In diesen Worte klingt der Psalm 139 an: Herr du erforscht mich und kennst mich.
Auch wenn ich mich selbst nicht kenne, nicht vollkommen kenne, Du Gott kennst mich. Du interessierst dich für mich, du nimmst Anteil an meinem Leben, du begleitest mich in meinem Leben fürsorglich.
Von Anfang an begleitest du mein Leben, du hast mich im Mutterleib gebildet. Ich danke dir dafür, dass ich wunderbar gemacht bin. Manches verstehe ich nicht, manches in meinem Leben macht keinen Sinn, mit manchem bin ich nicht einverstanden. Wie schwer sind für mich Gott deine Gedanken, seufzt der Beter und wer von uns könnte da nicht mit einstimmen?

Liebe Gemeinde auch wenn ich mein Leben, wenn ich mich nicht begreife, so kommt all das Grübeln, das Fragen zur Ruhe in der Gewissheit und dem Vertrauen: Am Ende Gott, bin ich noch immer bei dir. Du erforscht mich und kennst mich. Deshalb können wir unsererseits mit den Worten am Ende des Psalms rufen: Erforsche mich Gott und erkenne mein Herz, prüfe mich und erkenne wie ich’s meine. Und sieh, ob ich auf bösem Wege bin, und leite mich auf ewigem Wege. Amen.
 
Lied:
Meine Zeit steht in deinen Händen 628, 1-3
 
Fürbittengebet
Barmherziger Gott, du trägst uns und du kennst uns.

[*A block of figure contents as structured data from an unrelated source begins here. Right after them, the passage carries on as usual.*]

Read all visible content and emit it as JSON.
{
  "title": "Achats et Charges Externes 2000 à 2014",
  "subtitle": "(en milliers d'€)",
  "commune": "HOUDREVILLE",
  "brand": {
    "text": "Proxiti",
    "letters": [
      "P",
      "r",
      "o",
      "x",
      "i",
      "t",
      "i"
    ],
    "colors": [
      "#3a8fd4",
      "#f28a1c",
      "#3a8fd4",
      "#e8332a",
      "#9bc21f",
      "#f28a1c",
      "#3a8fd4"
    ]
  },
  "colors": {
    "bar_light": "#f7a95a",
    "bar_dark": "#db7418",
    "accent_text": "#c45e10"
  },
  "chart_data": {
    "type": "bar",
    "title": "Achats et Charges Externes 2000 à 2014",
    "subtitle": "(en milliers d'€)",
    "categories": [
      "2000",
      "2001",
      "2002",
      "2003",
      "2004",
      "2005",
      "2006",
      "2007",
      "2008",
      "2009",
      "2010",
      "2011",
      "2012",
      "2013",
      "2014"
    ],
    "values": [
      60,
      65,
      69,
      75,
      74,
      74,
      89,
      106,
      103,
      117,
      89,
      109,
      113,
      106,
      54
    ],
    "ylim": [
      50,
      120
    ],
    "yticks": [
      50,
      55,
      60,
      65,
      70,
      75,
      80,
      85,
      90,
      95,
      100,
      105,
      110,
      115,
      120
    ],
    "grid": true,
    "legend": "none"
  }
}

Wir blicken zurück und danken dir. Wir danken dir für alles, was du uns in den vergangenen Zeiten, Wochen, Monaten, Jahren geschenkt hast. Wir danken dir für Begegnungen mit Menschen, Menschen die mich sehen, die mir zuhören, mich verstehen und mich berühren. Menschen, die mir nahegekommen sind und denen ich nahegekommen bin. Gespräche, die uns und andere weitergebracht haben, Worte, die ermutigt und Gesten, die getröstet haben.
Wir danken dir für die Möglichkeiten, die wir haben unser Leben zu gestalten.
Wir bitten dich barmherziger Gott, für alle, die mit sich selbst und dem Leben Mühe haben:
Für Menschen, die sich nutzlos und überflüssig vorkommen, die sich wie ein nichts fühlen.
Für Menschen, denen ein Gegenüber fehlt, das Interesse an ihrem Leben, an ihrer Person zeigt.
Für Menschen, die Angst haben vor Schmerzen, vor Gebrechlichkeit, vor Hilflosigkeit, vor dem Sterben.
Du Gott kennst sie, du trägst sie. Lass sie das spüren. Öffne uns die Augen und Ohren für ihre Not. Lass sie durch uns, unsere Nähe, unser Interesse an ihnen, unsere Zuwendung, deine Liebe erfahren.
Lass uns alle zuversichtlich nach vorn schauen und gelassen unseren Weg gehen, im Vertrauen darauf dass du uns kennst und wir dich eines Tages so kennen wie du uns jetzt schon kennst.
So denken wir vor dir an unsere Verstorbenen. Sie sind bei Dir geborgen. Wer bin ich? Sie haben nun in dir die Antwort gefunden, in Ewigkeit. Amen.